Disconnection....whom has this NOT affected?? Whether it's personal, on another flow, someone's saga you heard about and didn't agree with. We have all put up with it. And, yes, yes, yes, it has affected me, my family, my spouse, my children. It was the elephant in the room. We rolled with the punches. Put up with it. Made the best of it. For decades! The disconnection itself was "not minded" by the person disconnected from so it was easier to justify it. However, the enforcement of it closed the door to all communication or peace-making or decision making that could have been and could have led to better choices for all and much less psychological damage to those involved, which included children who had no say in this. Life was not able to take a natural course. I made the choices because I didn't have a choice. Oh, but I'm being a victim again! NO ONE outside of scn. sees the trap here. And those in scn. can't see the trap because it was "obviously" the right choice. Did I/we make this tomorrow?? In my wildest dreams of youth I would never have imagined this!
So, who the hell would get this?? Well, I know you do! And I am more grateful than you know.
All is well that ends well and my story, this part of it, ends with me pulling back from the brink just in time not not lose absolutely everything.
This is my very first post anywhere.
There is more to my story. I actually wrote seven pages (much of it commentary) but with unprecedented restraint, decided I could not possibly do that to you nice folk!
Besides, you probably don't have enough pop-corn made. I realize some of this was a rant. Some was carefully, if unskillfully, edited and some was polite and some was perhaps whacky. For once I don't apologize as I am realizing that's who we are at the end of this road. Human beings.
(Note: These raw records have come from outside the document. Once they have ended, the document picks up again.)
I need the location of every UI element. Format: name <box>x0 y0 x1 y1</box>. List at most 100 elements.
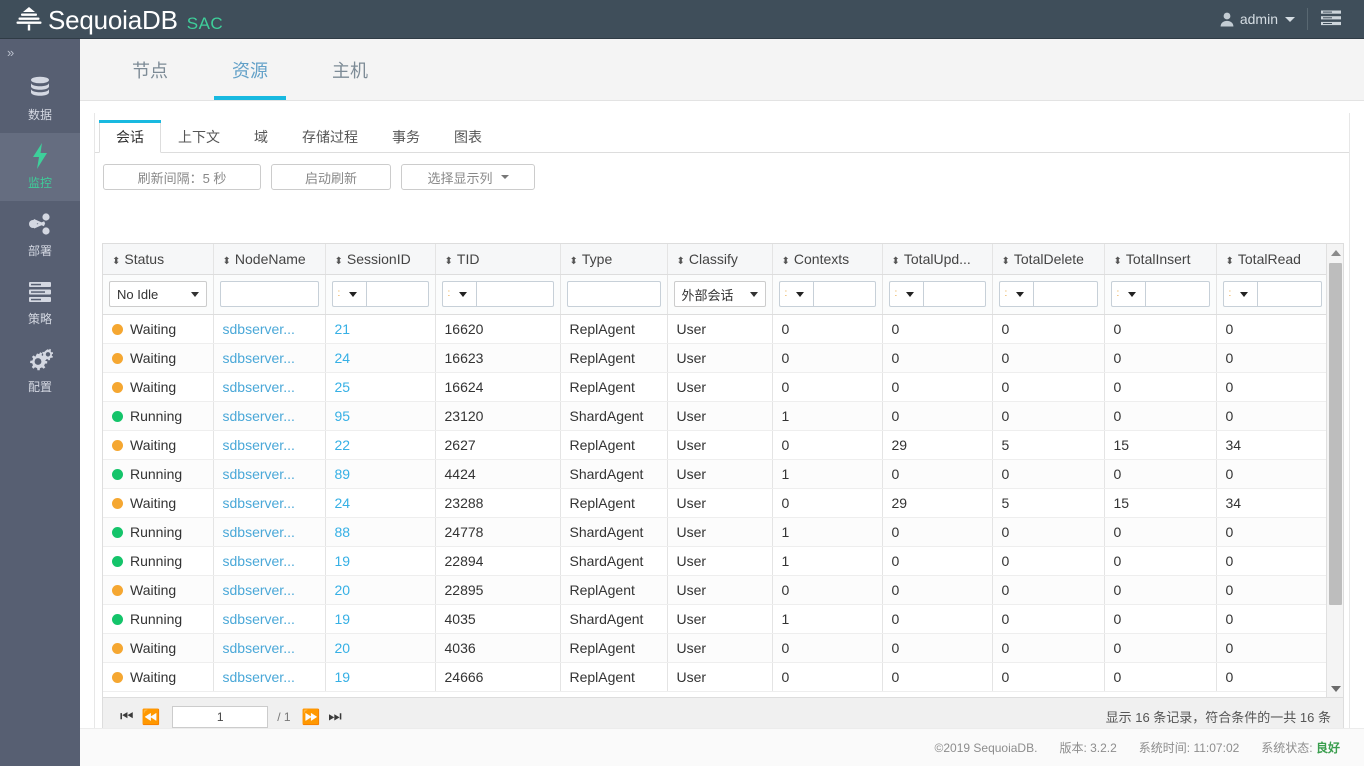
sessionid-filter-input[interactable] <box>365 281 429 307</box>
cell-sessionid[interactable]: 95 <box>325 401 436 431</box>
col-header-totalupdate[interactable]: ⬍ TotalUpd... <box>882 244 993 275</box>
table-row[interactable]: Waiting sdbserver... 24 23288 ReplAgent User 0… <box>103 488 1329 518</box>
sidebar-item-monitor[interactable]: 监控 <box>0 133 80 201</box>
nodename-link[interactable]: sdbserver... <box>223 466 295 482</box>
sessionid-link[interactable]: 95 <box>335 408 351 424</box>
col-header-totalread[interactable]: ⬍ TotalRead <box>1216 244 1329 275</box>
sessionid-operator-button[interactable]: : <box>331 281 366 307</box>
tid-filter-input[interactable] <box>475 281 554 307</box>
cell-sessionid[interactable]: 19 <box>325 662 436 692</box>
sessionid-link[interactable]: 88 <box>335 524 351 540</box>
totaldelete-filter-input[interactable] <box>1032 281 1098 307</box>
cell-sessionid[interactable]: 24 <box>325 488 436 518</box>
table-row[interactable]: Running sdbserver... 88 24778 ShardAgent User… <box>103 517 1329 547</box>
cell-sessionid[interactable]: 21 <box>325 314 436 344</box>
cell-sessionid[interactable]: 19 <box>325 604 436 634</box>
sidebar-collapse-toggle[interactable]: » <box>0 39 80 65</box>
contexts-operator-button[interactable]: : <box>778 281 813 307</box>
col-header-totaldelete[interactable]: ⬍ TotalDelete <box>992 244 1105 275</box>
first-page-button[interactable]: ⏮ <box>115 708 137 725</box>
col-header-totalinsert[interactable]: ⬍ TotalInsert <box>1104 244 1217 275</box>
nodename-link[interactable]: sdbserver... <box>223 408 295 424</box>
table-row[interactable]: Waiting sdbserver... 25 16624 ReplAgent User 0… <box>103 372 1329 402</box>
cell-sessionid[interactable]: 24 <box>325 343 436 373</box>
cell-nodename[interactable]: sdbserver... <box>213 314 326 344</box>
sidebar-item-policy[interactable]: 策略 <box>0 269 80 337</box>
status-filter-select[interactable]: No Idle <box>109 281 207 307</box>
sessionid-link[interactable]: 25 <box>335 379 351 395</box>
cell-nodename[interactable]: sdbserver... <box>213 604 326 634</box>
tab-resources[interactable]: 资源 <box>200 39 300 100</box>
nodename-link[interactable]: sdbserver... <box>223 640 295 656</box>
tab-hosts[interactable]: 主机 <box>300 39 400 100</box>
sessionid-link[interactable]: 20 <box>335 582 351 598</box>
sessionid-link[interactable]: 21 <box>335 321 351 337</box>
cell-nodename[interactable]: sdbserver... <box>213 372 326 402</box>
cell-nodename[interactable]: sdbserver... <box>213 546 326 576</box>
table-row[interactable]: Waiting sdbserver... 22 2627 ReplAgent User 0 2… <box>103 430 1329 460</box>
table-row[interactable]: Running sdbserver... 95 23120 ShardAgent User… <box>103 401 1329 431</box>
cell-sessionid[interactable]: 20 <box>325 633 436 663</box>
cell-sessionid[interactable]: 19 <box>325 546 436 576</box>
menu-toggle-button[interactable] <box>1308 0 1354 39</box>
type-filter-input[interactable] <box>566 281 661 307</box>
nodename-link[interactable]: sdbserver... <box>223 524 295 540</box>
grid-vertical-scrollbar[interactable] <box>1326 244 1343 697</box>
subtab-charts[interactable]: 图表 <box>437 120 499 153</box>
nodename-link[interactable]: sdbserver... <box>223 495 295 511</box>
sessionid-link[interactable]: 20 <box>335 640 351 656</box>
cell-nodename[interactable]: sdbserver... <box>213 662 326 692</box>
classify-filter-select[interactable]: 外部会话 <box>673 281 766 307</box>
cell-sessionid[interactable]: 88 <box>325 517 436 547</box>
table-row[interactable]: Running sdbserver... 19 4035 ShardAgent User 1… <box>103 604 1329 634</box>
col-header-classify[interactable]: ⬍ Classify <box>667 244 773 275</box>
subtab-procedures[interactable]: 存储过程 <box>285 120 375 153</box>
user-menu[interactable]: admin <box>1208 0 1307 39</box>
tab-nodes[interactable]: 节点 <box>100 39 200 100</box>
totalinsert-filter-input[interactable] <box>1144 281 1210 307</box>
totalupdate-filter-input[interactable] <box>922 281 986 307</box>
nodename-link[interactable]: sdbserver... <box>223 379 295 395</box>
sessionid-link[interactable]: 89 <box>335 466 351 482</box>
col-header-type[interactable]: ⬍ Type <box>560 244 668 275</box>
next-page-button[interactable]: ⏩ <box>297 708 324 726</box>
nodename-link[interactable]: sdbserver... <box>223 553 295 569</box>
sessionid-link[interactable]: 19 <box>335 669 351 685</box>
sessionid-link[interactable]: 19 <box>335 611 351 627</box>
col-header-contexts[interactable]: ⬍ Contexts <box>772 244 883 275</box>
sessionid-link[interactable]: 24 <box>335 495 351 511</box>
totalread-operator-button[interactable]: : <box>1222 281 1257 307</box>
cell-nodename[interactable]: sdbserver... <box>213 575 326 605</box>
select-columns-button[interactable]: 选择显示列 <box>401 164 535 190</box>
scroll-up-button[interactable] <box>1327 244 1343 261</box>
totalupdate-operator-button[interactable]: : <box>888 281 923 307</box>
cell-nodename[interactable]: sdbserver... <box>213 488 326 518</box>
sidebar-item-data[interactable]: 数据 <box>0 65 80 133</box>
nodename-filter-input[interactable] <box>219 281 319 307</box>
col-header-nodename[interactable]: ⬍ NodeName <box>213 244 326 275</box>
refresh-interval-button[interactable]: 刷新间隔：5 秒 <box>103 164 261 190</box>
totaldelete-operator-button[interactable]: : <box>998 281 1033 307</box>
sidebar-item-deploy[interactable]: 部署 <box>0 201 80 269</box>
col-header-status[interactable]: ⬍ Status <box>103 244 214 275</box>
subtab-sessions[interactable]: 会话 <box>99 120 161 153</box>
sessionid-link[interactable]: 22 <box>335 437 351 453</box>
subtab-transactions[interactable]: 事务 <box>375 120 437 153</box>
table-row[interactable]: Running sdbserver... 89 4424 ShardAgent User 1… <box>103 459 1329 489</box>
table-row[interactable]: Waiting sdbserver... 20 4036 ReplAgent User 0 0… <box>103 633 1329 663</box>
scroll-down-button[interactable] <box>1327 680 1343 697</box>
table-row[interactable]: Waiting sdbserver... 21 16620 ReplAgent User 0… <box>103 314 1329 344</box>
subtab-domains[interactable]: 域 <box>237 120 285 153</box>
cell-sessionid[interactable]: 22 <box>325 430 436 460</box>
cell-nodename[interactable]: sdbserver... <box>213 459 326 489</box>
col-header-sessionid[interactable]: ⬍ SessionID <box>325 244 436 275</box>
totalread-filter-input[interactable] <box>1256 281 1322 307</box>
col-header-tid[interactable]: ⬍ TID <box>435 244 561 275</box>
prev-page-button[interactable]: ⏪ <box>137 708 164 726</box>
nodename-link[interactable]: sdbserver... <box>223 582 295 598</box>
cell-nodename[interactable]: sdbserver... <box>213 343 326 373</box>
nodename-link[interactable]: sdbserver... <box>223 437 295 453</box>
page-number-input[interactable] <box>172 705 269 728</box>
nodename-link[interactable]: sdbserver... <box>223 350 295 366</box>
table-row[interactable]: Waiting sdbserver... 24 16623 ReplAgent User 0… <box>103 343 1329 373</box>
A lot of things rolled into one. So much of it having been negated for so long. This is my first attempt at writing something after lurking for a year and it was not easy to do (took me days and many tears, many big sighs and some laughs , too. But it had to be my next step. I took lurking as far as I could. I got to grow fond of many of you and enjoyed the diversity of personalities and opinions and the tiffs and the love and the silliness and the fun and the seriousness as well. I love the Anons. Soooo love you!!! And all the exes who protest and speak out. And every single person who only tells a story. It is so valuable to the next one lurking. It is most certainly causing a chain reaction. So as you say, moar stories!!! I know your lurkers must LIVE for the next story, as did I....so put yours here!